Die schönsten Weihnachtspossen um die Mehrwertsteuer
BERLIN - Wer hätte das gedacht: Auf frische Adventskränze gilt der ermäßigte Mehrwertsteuersatz, aber nicht, wenn getrocknetes Moos dabei ist. Und Achtung, warnt der Gesetzgeber: "Trockenmoos wird durch Anfeuchten nicht zu frischem Moos." Die skurrilsten Regelungen rund um Weihnachtsprodukte
Auch Wolfgang Schäuble (CDU) blickt nicht mehr durch. Der studierte Steuerrechtler und neue Bundesfinanzminister muss schmunzeln bei der Frage, ob er das Durcheinander der Waren überschaut, für die der ermäßigte Mehrwertsteuersatz gilt. „Nein“, gibt er in einem Interview kurz vor Weihnachten zu. „Es ist unübersichtlich.“ Über Jahrzehnte mit immer neuen kuriosen Ausnahmetatbeständen bereichert, macht es einem die Mehrwertsteuergesetzgebung tatsächlich gerade bei vielen Weihnachtsartikeln nicht leicht.

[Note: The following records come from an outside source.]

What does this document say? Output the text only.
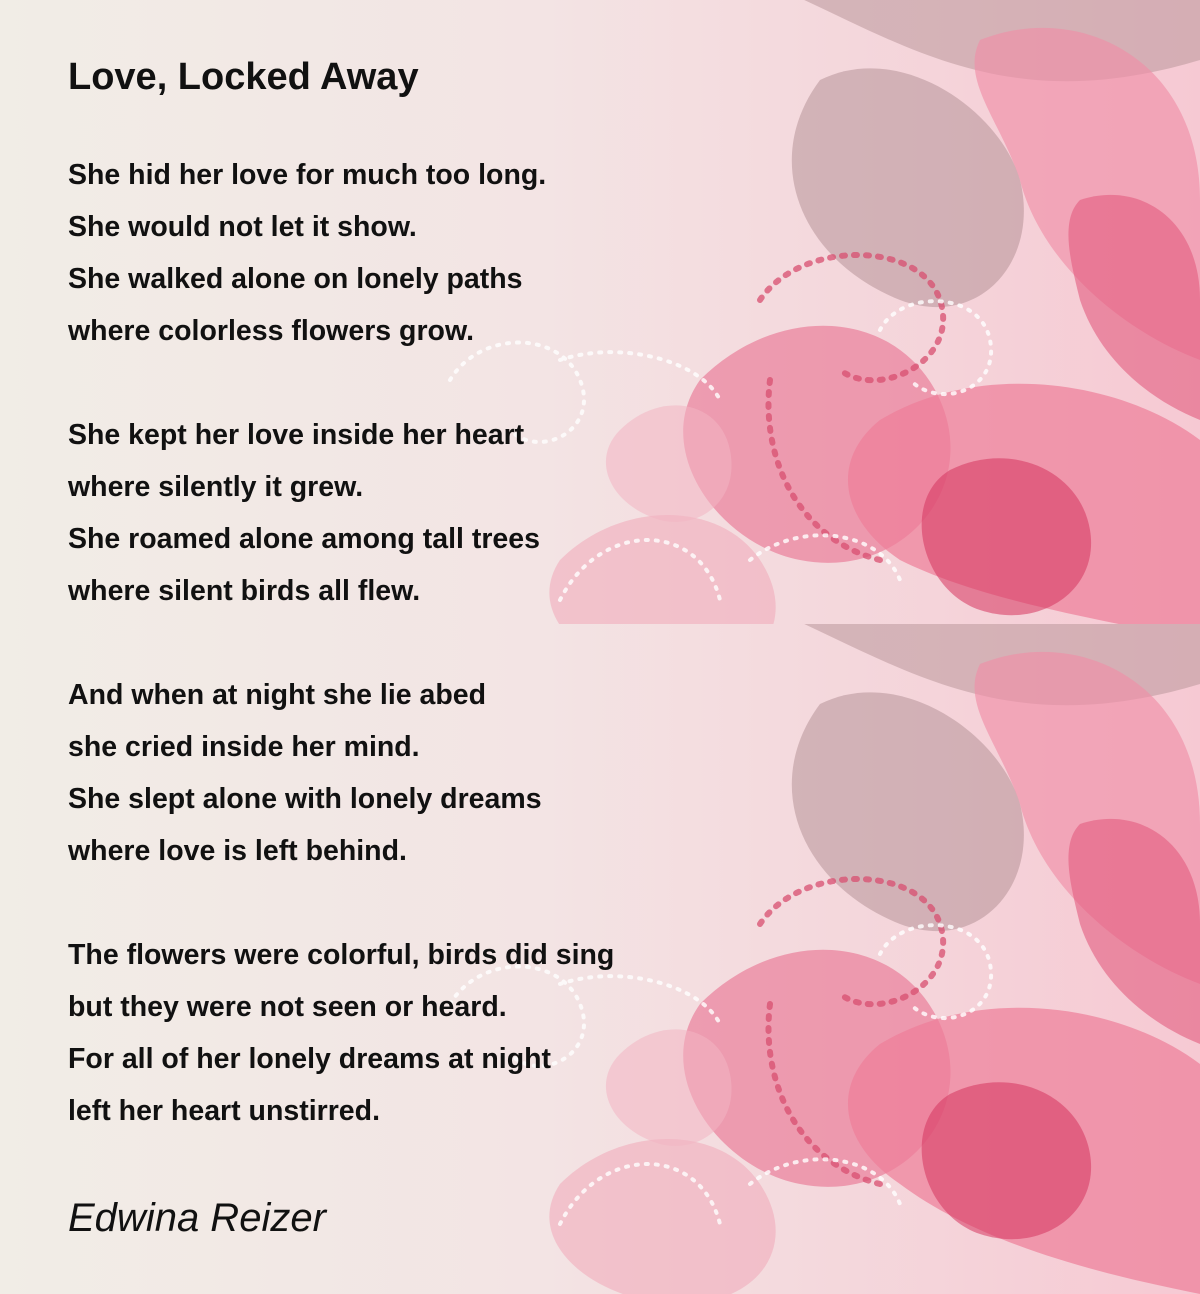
Love, Locked Away
She hid her love for much too long.
She would not let it show.
She walked alone on lonely paths
where colorless flowers grow.
She kept her love inside her heart
where silently it grew.
She roamed alone among tall trees
where silent birds all flew.
And when at night she lie abed
she cried inside her mind.
She slept alone with lonely dreams
where love is left behind.
The flowers were colorful, birds did sing
but they were not seen or heard.
For all of her lonely dreams at night
left her heart unstirred.
Edwina Reizer
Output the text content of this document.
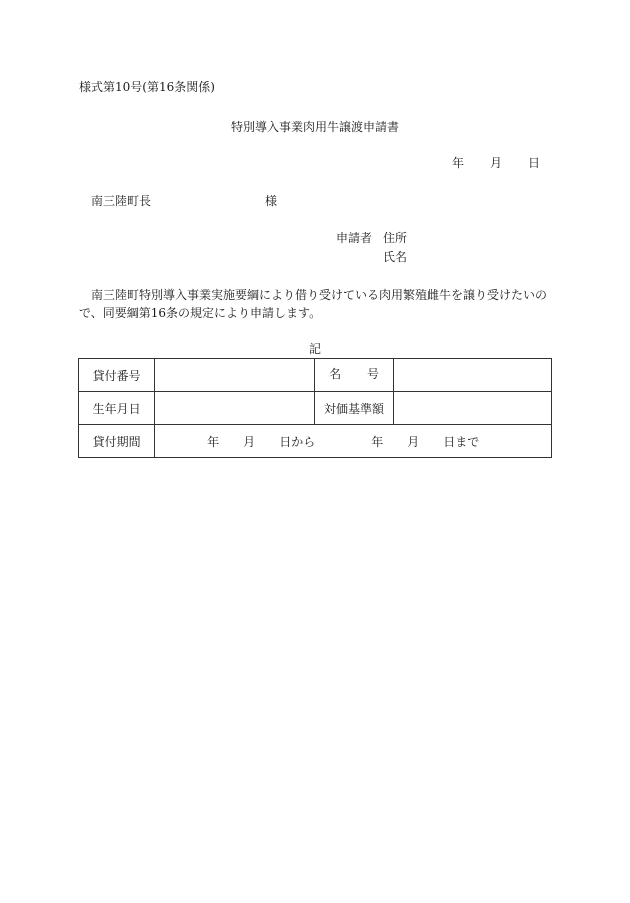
様式第10号(第16条関係)
特別導入事業肉用牛譲渡申請書
年 月 日
南三陸町長	様
申請者 住所
氏名
南三陸町特別導入事業実施要綱により借り受けている肉用繁殖雌牛を譲り受けたいので、同要綱第16条の規定により申請します。
記
貸付番号		名 号	

生年月日		対価基準額	
貸付期間	年 月 日から 年 月 日まで		
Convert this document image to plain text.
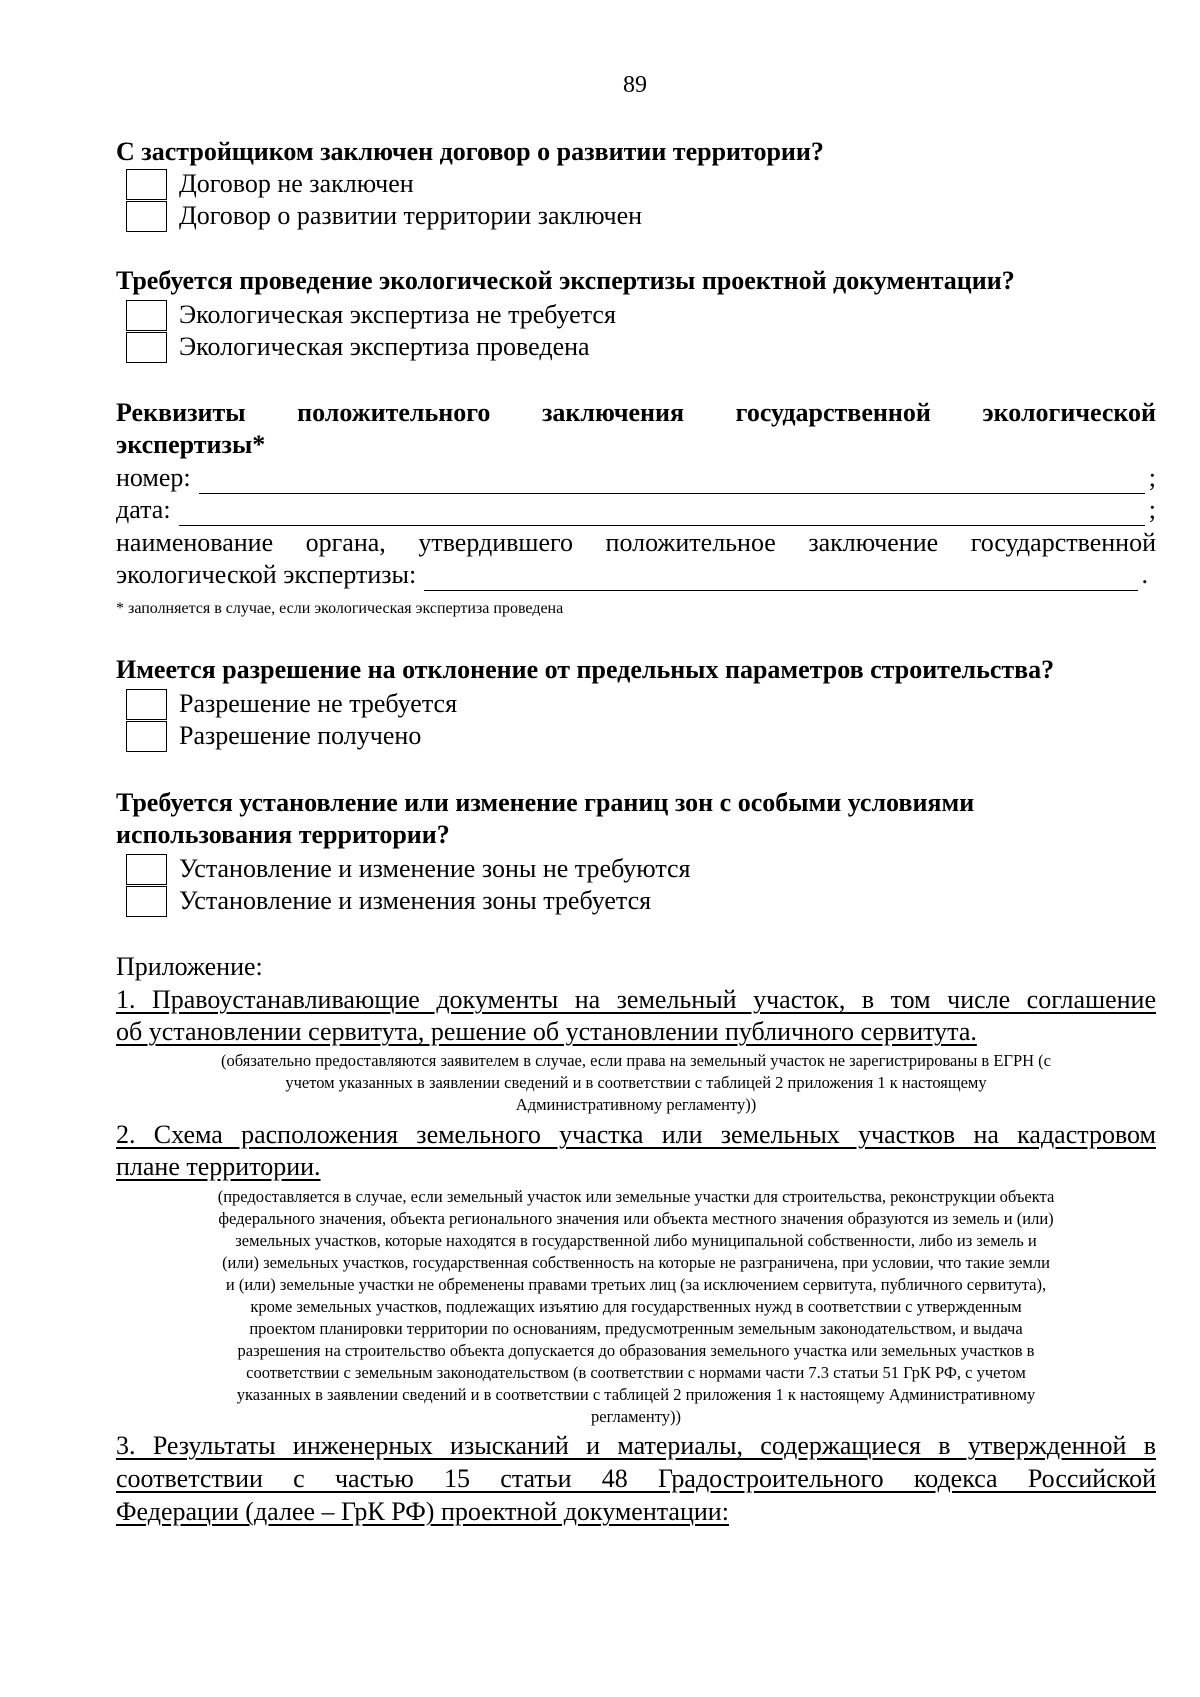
89
С застройщиком заключен договор о развитии территории?
Договор не заключен
Договор о развитии территории заключен
Требуется проведение экологической экспертизы проектной документации?
Экологическая экспертиза не требуется
Экологическая экспертиза проведена
Реквизиты положительного заключения государственной экологической
экспертизы*
номер:	;
дата:	;
наименование органа, утвердившего положительное заключение государственной
экологической экспертизы:	.
* заполняется в случае, если экологическая экспертиза проведена
Имеется разрешение на отклонение от предельных параметров строительства?
Разрешение не требуется
Разрешение получено
Требуется установление или изменение границ зон с особыми условиями
использования территории?
Установление и изменение зоны не требуются
Установление и изменения зоны требуется
Приложение:
1. Правоустанавливающие документы на земельный участок, в том числе соглашение
об установлении сервитута, решение об установлении публичного сервитута.
(обязательно предоставляются заявителем в случае, если права на земельный участок не зарегистрированы в ЕГРН (с
учетом указанных в заявлении сведений и в соответствии с таблицей 2 приложения 1 к настоящему
Административному регламенту))
2. Схема расположения земельного участка или земельных участков на кадастровом
плане территории.
(предоставляется в случае, если земельный участок или земельные участки для строительства, реконструкции объекта
федерального значения, объекта регионального значения или объекта местного значения образуются из земель и (или)
земельных участков, которые находятся в государственной либо муниципальной собственности, либо из земель и
(или) земельных участков, государственная собственность на которые не разграничена, при условии, что такие земли
и (или) земельные участки не обременены правами третьих лиц (за исключением сервитута, публичного сервитута),
кроме земельных участков, подлежащих изъятию для государственных нужд в соответствии с утвержденным
проектом планировки территории по основаниям, предусмотренным земельным законодательством, и выдача
разрешения на строительство объекта допускается до образования земельного участка или земельных участков в
соответствии с земельным законодательством (в соответствии с нормами части 7.3 статьи 51 ГрК РФ, с учетом
указанных в заявлении сведений и в соответствии с таблицей 2 приложения 1 к настоящему Административному
регламенту))
3. Результаты инженерных изысканий и материалы, содержащиеся в утвержденной в
соответствии с частью 15 статьи 48 Градостроительного кодекса Российской
Федерации (далее – ГрК РФ) проектной документации:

So ist ein frisch geschlagener Weihnachtsbaum steuerbegünstigt und wirft damit nur 7 Prozent seines Preises für die klammen öffentlichen Kassen ab. Stärker – obgleich nur kurzfristig – profitiert der Finanzminister von einem künstlichen Christbaum, dafür sind volle 19 Prozent Umsatzsteuer fällig.
Nur tote Esel sind steuerbegünstigt
Auch für Adventskränze gilt der ermäßigte Satz, vorausgesetzt sie sind aus frischem Material geflochten. Denn getrocknet sind „Blattwerk, Blätter, Zweige und andere Pflanzenteile (...) sowie Gräser, Moose und Flechten, zu Binde- oder Zierzwecken“ steuerlich nicht mehr privilegiert. Damit ausgebuffte Blumenhändler aber gar nicht erst auf falsche Gedanken kommen, stellt ein Hinweis zu „Position 0604“ der amtlichen „Liste der dem ermäßigten Steuersatz unterliegenden Gegenstände“ klar: „Trockenmoos wird durch Anfeuchten nicht wieder zu frischem Moos.“
Der Esel, vor genau 2009 Jahren immerhin das bevorzugte Fortbewegungsmittel von Maria und Joseph, wird in Deutschland steuerlich regelrecht diskriminiert. So gilt der ermäßigte Steuersatz sowohl für Pferde, als auch für Kreuzungen zwischen Eselhengst und Pferdestute (Maultier) sowie Eselstute und Pferdehengst (Maulesel). Ein reinrassiger lebender Esel jedoch wird mit 19 Prozent Mehrwertsteuer verteuert. Erst geschlachtet ist das störrische Tier wieder steuerbegünstigt, als Fleisch, „frisch, gekühlt oder gefroren“.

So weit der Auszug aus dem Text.